The girl came, numbly. Neither spoke. There was, somehow, nothing to say. Fallon took down a heavy metal curtain rod, holding it like a club.
The front doors had broken in. People trampled through in the blind strength of terror. Fallon shrugged.
"No way to get past them," he said. "Stay close to me. And for God's sake, don't fall down."
The girl's wet blonde head nodded. She took hold of the waistband of his trunks, and her hand was like ice against his spine.
Out through broken doors into a narrow street, and then the crowd spread out a little, surging up a hillside. Police sirens were beginning to wail up in the town.
Down below, the beaches were cleared of people. And still the things came in from the sea. Fallon could see over the Santa Monica Pier now, and the broad sweep of sand back of the yacht harbor was black with surging bodies.
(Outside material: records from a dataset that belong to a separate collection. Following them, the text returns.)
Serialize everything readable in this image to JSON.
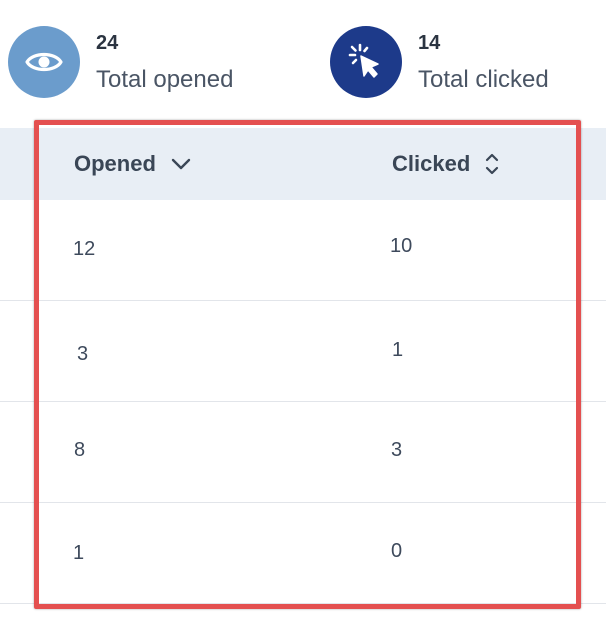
{
  "stats": {
    "opened": {
      "value": "24",
      "label": "Total opened",
      "icon": "eye-icon",
      "color": "#6b9ccc"
    },
    "clicked": {
      "value": "14",
      "label": "Total clicked",
      "icon": "cursor-click-icon",
      "color": "#1d3a8a"
    }
  },
  "table": {
    "columns": [
      {
        "label": "Opened",
        "sort": "chevron-down-icon"
      },
      {
        "label": "Clicked",
        "sort": "sort-updown-icon"
      }
    ],
    "rows": [
      {
        "opened": "12",
        "clicked": "10"
      },
      {
        "opened": "3",
        "clicked": "1"
      },
      {
        "opened": "8",
        "clicked": "3"
      },
      {
        "opened": "1",
        "clicked": "0"
      }
    ]
  },
  "colors": {
    "header_bg": "#e8eef5",
    "highlight_border": "#e45050",
    "text": "#3e4a5c"
  }
}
Most of the yachts were sunk. The bell-buoy had stopped ringing.
The sunlight was suddenly dim. Fallon looked up. His grey-green eyes widened, and his teeth showed white in a snarl of fear.
Thundering in on queer heavy wings, their bodies hiding the sun, were beasts that stopped his heart in cold terror.
They had changed, of course. The bat-like wings had been broadened and strengthened. They must, like the other sea-born monsters, have developed lungs.